Tracing Partisan Bias to Its Emotional Fingerprints: A Computational Approach to Mitigation
Junjie Liu, Xi Luo, Sirong Wu, Gengchen Sun, Yuhui Deng
TL;DR
This work addresses the problem that media bias is embedded in emotional language and not just in topical polarity. It introduces NeutraSum, a neutralisation framework for multi-document summarisation that targets emotional fingerprints using a VAD-based analysis and two neutrality losses. The approach demonstrates that bias can be measurably reduced while preserving salient information, validated on the Allsides dataset with an auxiliary corpus to guide symmetry in representation. The proposed Chain-of-Thought based bias metric offers explainability, and the results suggest practical potential for producing emotionally neutral summaries in journalism and information synthesis.
Abstract
This study introduces a novel framework for analysing and mitigating media bias by tracing partisan stances to their linguistic roots in emotional language. We posit that partisan bias is not merely an abstract stance but materialises as quantifiable 'emotional fingerprints' within news texts. These fingerprints are systematically measured using the Valence-Arousal-Dominance (VAD) framework, allowing us to decode the affective strategies behind partisan framing. Our analysis of the Allsides dataset confirms this hypothesis, revealing distinct and statistically significant emotional fingerprints for left, centre, and right-leaning media.

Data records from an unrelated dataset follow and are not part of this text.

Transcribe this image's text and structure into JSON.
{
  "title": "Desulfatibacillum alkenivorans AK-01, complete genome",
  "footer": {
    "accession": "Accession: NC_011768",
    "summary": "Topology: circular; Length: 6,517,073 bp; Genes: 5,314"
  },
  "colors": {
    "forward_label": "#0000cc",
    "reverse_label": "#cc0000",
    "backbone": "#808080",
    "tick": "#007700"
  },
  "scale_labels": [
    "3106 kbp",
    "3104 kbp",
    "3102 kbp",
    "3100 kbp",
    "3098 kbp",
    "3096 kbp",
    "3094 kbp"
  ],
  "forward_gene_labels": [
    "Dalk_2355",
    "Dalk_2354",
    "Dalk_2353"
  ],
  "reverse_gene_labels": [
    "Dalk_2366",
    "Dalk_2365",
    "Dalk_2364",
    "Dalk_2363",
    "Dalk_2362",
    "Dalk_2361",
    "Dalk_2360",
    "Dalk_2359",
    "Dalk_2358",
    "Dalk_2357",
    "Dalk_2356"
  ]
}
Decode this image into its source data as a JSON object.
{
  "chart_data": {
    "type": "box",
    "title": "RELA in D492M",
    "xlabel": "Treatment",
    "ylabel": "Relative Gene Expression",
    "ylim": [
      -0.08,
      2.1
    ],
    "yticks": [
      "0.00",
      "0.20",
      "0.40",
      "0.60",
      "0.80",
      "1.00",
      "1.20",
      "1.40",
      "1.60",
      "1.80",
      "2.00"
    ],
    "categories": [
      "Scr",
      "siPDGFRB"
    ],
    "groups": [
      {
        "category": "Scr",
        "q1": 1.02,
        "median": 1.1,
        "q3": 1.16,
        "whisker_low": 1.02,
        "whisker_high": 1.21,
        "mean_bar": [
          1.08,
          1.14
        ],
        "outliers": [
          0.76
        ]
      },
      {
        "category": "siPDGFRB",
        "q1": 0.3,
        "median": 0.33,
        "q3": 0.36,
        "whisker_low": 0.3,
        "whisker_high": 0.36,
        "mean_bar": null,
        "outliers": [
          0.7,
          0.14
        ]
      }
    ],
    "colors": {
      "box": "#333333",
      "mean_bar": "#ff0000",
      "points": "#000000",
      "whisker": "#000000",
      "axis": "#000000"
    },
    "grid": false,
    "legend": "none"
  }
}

Based on this evidence-driven approach, we then propose a computational approach to mitigation through NeutraSum, a model designed to neutralise these identified emotional patterns. By explicitly targeting the VAD characteristics of biased language, NeutraSum generates summaries that are not only coherent but also demonstrably closer to an emotionally neutral baseline. Experimental results validate our framework: NeutraSum successfully erases the partisan emotional fingerprints from its summaries, achieving a demonstrably lower emotional bias score than other models. This work pioneers a new path for bias mitigation, shifting the focus from treating symptoms (political labels) to addressing the cause: the emotional encoding of partisan bias in language.